2. Create a freelancer invoice template
You don’t need to create one from scratch; you can download and customize our free online invoice template. Give it a personal touch by including your logo, business name and other details. You can even change fonts to match the ones that appear on your freelance business branding.
3. Enter contract with client
As a service provider, you’ll want to start your business dealings with a solid contract. Among other things, make sure that the contract specifies whether the client is required to make partial or full payments. Do you need them to pay for freelance work when making an order or upon delivery of the work? What are your payment terms? Should they pay immediately or do you have net-14, net-15, net-30, net-60 and net-90 terms? What penalties do you have in place for late invoice payments? Including all this information will remove any billing confusion and misunderstanding between you and the client.
4. Fill out the invoice
Since you already have a freelance invoice template, feel free to fill it as you go. Don’t wait until you’ve done 10 or 20 tasks to start filling the invoice. Instead, jot down the details of a task right after you complete it. Filling out an invoice when the service details are fresh in your head will ensure that you capture every detail accurately – including the type of service, rate per hour and total amount.
5. Add a personal touch
Adding a note like “Thank you for your business” can help you create a lasting impression with the client. That is how you build brand loyalty.

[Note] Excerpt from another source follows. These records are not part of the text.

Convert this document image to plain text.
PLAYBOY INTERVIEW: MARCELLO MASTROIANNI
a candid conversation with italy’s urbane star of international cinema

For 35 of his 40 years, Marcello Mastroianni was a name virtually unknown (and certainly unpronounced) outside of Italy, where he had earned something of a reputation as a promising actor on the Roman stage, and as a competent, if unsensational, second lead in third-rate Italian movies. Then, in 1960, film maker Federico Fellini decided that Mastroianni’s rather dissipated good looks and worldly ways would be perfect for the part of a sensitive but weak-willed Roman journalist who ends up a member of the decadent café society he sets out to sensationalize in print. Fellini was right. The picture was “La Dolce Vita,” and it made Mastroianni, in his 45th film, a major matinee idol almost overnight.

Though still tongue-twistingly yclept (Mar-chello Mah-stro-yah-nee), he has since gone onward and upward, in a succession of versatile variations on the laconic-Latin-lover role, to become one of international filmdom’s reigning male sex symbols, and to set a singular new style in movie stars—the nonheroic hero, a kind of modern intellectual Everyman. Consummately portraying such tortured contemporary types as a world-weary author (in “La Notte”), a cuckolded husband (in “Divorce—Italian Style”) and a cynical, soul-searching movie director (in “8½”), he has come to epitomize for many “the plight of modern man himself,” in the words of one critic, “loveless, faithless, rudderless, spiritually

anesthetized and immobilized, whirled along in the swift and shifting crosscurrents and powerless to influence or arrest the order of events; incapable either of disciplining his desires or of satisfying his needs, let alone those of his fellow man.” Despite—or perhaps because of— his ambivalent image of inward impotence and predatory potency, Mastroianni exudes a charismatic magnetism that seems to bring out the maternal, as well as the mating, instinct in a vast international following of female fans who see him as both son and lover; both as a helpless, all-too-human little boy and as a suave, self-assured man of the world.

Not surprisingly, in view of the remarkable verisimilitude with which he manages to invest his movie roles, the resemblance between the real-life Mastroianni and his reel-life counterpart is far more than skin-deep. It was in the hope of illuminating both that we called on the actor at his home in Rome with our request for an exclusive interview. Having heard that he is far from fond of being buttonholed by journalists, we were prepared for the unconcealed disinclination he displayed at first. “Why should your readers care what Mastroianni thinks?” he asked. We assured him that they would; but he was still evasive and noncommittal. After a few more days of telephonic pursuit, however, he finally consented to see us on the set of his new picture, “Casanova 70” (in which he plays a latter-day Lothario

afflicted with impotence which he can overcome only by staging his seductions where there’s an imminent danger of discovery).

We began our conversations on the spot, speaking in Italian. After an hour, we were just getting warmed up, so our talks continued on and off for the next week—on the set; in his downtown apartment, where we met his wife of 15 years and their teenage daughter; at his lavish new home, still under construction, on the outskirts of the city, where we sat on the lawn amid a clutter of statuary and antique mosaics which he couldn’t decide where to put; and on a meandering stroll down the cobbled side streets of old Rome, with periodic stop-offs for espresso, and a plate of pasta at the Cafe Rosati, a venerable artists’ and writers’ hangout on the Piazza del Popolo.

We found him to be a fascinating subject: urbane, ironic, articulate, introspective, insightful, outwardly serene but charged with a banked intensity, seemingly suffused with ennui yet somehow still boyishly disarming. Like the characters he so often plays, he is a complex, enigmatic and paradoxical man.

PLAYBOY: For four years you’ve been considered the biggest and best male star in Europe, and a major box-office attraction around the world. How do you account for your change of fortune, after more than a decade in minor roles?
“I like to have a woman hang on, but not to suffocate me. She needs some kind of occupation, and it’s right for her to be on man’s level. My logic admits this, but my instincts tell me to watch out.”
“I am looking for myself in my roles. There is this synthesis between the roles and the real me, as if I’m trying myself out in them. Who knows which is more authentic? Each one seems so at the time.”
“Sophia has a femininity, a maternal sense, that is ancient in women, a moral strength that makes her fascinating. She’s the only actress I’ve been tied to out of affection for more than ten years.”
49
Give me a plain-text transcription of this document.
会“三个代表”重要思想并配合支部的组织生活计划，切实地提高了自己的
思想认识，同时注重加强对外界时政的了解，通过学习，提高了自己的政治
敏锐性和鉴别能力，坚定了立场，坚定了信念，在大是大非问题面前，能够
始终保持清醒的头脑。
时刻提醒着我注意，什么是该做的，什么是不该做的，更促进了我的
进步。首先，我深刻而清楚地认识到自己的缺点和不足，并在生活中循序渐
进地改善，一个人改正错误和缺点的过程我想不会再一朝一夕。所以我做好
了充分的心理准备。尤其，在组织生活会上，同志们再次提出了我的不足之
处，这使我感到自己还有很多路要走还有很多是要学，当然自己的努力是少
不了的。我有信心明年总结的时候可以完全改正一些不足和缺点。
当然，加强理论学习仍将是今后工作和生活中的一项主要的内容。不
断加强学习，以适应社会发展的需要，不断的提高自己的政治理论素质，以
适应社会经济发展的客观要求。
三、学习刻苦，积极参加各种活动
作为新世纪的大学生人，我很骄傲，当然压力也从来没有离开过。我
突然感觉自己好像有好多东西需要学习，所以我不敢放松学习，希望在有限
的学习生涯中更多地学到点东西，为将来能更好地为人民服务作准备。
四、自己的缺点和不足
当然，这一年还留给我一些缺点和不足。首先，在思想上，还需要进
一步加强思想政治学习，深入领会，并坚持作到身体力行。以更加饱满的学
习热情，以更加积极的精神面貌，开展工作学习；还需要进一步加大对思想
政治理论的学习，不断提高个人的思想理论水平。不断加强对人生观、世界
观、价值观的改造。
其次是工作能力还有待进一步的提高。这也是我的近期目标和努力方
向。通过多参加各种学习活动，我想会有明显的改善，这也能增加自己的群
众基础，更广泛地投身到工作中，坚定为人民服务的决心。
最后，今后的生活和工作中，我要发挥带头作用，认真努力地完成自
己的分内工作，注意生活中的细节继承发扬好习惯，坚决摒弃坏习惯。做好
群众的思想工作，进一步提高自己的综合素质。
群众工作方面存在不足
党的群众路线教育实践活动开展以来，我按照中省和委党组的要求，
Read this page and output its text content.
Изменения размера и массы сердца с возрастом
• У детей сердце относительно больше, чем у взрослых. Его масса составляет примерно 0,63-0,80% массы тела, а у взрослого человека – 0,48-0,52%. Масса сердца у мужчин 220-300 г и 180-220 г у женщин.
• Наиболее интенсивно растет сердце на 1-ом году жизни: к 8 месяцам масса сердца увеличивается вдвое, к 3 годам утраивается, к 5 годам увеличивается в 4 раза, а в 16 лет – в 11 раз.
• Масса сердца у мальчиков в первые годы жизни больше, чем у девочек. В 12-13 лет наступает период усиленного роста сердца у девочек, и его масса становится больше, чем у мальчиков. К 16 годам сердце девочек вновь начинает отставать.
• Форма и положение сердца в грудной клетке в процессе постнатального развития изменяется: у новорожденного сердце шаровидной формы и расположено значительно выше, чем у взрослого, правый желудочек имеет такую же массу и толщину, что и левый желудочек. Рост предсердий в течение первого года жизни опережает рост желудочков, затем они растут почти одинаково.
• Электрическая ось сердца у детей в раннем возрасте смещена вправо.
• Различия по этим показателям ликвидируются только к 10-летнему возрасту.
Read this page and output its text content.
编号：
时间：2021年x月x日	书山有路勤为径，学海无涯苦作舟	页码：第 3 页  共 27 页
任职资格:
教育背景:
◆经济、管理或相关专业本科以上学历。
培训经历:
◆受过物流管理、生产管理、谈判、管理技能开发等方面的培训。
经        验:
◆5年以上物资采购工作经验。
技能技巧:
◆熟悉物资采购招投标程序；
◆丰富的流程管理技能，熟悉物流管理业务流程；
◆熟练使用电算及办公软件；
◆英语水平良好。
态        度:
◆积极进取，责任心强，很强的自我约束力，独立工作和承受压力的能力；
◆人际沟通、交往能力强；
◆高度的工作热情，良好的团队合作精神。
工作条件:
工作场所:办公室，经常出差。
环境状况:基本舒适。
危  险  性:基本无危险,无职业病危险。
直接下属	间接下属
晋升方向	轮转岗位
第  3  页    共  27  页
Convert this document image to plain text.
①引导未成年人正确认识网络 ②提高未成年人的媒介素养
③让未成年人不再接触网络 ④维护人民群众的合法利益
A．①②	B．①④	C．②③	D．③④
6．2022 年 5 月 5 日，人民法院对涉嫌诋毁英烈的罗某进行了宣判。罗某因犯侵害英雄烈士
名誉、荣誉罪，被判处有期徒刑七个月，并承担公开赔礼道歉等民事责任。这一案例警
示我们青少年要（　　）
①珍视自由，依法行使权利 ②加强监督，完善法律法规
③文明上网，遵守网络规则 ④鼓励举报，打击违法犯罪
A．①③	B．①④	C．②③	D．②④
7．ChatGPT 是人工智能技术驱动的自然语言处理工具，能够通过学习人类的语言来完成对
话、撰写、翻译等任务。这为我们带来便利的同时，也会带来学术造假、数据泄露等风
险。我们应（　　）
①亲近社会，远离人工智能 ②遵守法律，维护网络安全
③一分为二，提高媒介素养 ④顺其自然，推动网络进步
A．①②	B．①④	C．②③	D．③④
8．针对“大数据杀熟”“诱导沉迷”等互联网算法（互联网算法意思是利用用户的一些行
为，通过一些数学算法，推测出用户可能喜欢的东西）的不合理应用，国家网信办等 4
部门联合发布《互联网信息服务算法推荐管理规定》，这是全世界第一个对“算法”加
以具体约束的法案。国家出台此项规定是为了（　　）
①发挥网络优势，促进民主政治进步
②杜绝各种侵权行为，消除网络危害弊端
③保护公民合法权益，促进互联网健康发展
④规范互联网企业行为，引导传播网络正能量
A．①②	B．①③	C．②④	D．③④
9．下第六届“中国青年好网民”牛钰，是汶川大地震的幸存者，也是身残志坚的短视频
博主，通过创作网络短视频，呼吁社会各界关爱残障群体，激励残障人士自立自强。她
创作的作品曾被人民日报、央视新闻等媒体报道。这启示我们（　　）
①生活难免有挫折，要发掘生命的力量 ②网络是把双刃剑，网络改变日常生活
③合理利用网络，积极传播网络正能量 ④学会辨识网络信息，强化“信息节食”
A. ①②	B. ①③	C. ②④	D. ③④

6. Preview and send the invoice
Make sure that you have a copy of the invoice saved somewhere on your device. Preview and then send it to the client. It’s not unusual for some clients to take time to make payments. Such a situation may require you to do a bit of follow up.
7. Get paid
When the client pays, remember to mark the invoice as paid. This will help you keep a record of all the invoices that have been paid for and those that are outstanding.
There are times when clients will delay payments for one reason or another. While this may be frustrating, it’s important to deal with delays in a professional manner. First, check that your freelance or consulting invoice template isn’t lacking any material information like a payment account. This may occur if you’re using free invoice templates for the first time and haven’t thoroughly reviewed them. In case you spot any material omissions or errors, be sure to contact the client immediately and correct it.
If all is well on your side, then the delay may be down to the client. In which case, do a follow up by initiating a discussion with them and reminding them of the payment terms set in the contract (and invoice). However, keep an open mind and listen; they may be going through cash flow challenges. That said, ask them to give you a timeframe that they think they can pay the invoice. Depending on your relationship with the client, you can either halt future projects until the current invoice is paid, or you can continue in good faith.
There’s no hard-and-fast rule on the best time to send an invoice; it comes down to the nature of service you’re providing. For freelance work that requires a fast turnaround – like writing – you can send an invoice immediately after completion.
On the other hand, if you’re working on a project that will last for a long time, you can invoice the client an upfront fee (usually a percentage of the total) and send the final invoice upon completion. Alternatively, you can opt to send bi-weekly or monthly invoices as you make progress with the project.
Ultimately, the best time to send an invoice depends on the kind of work you’re doing. In fact, if you’re not pressed for cash, you can send invoices up to two weeks after completing work.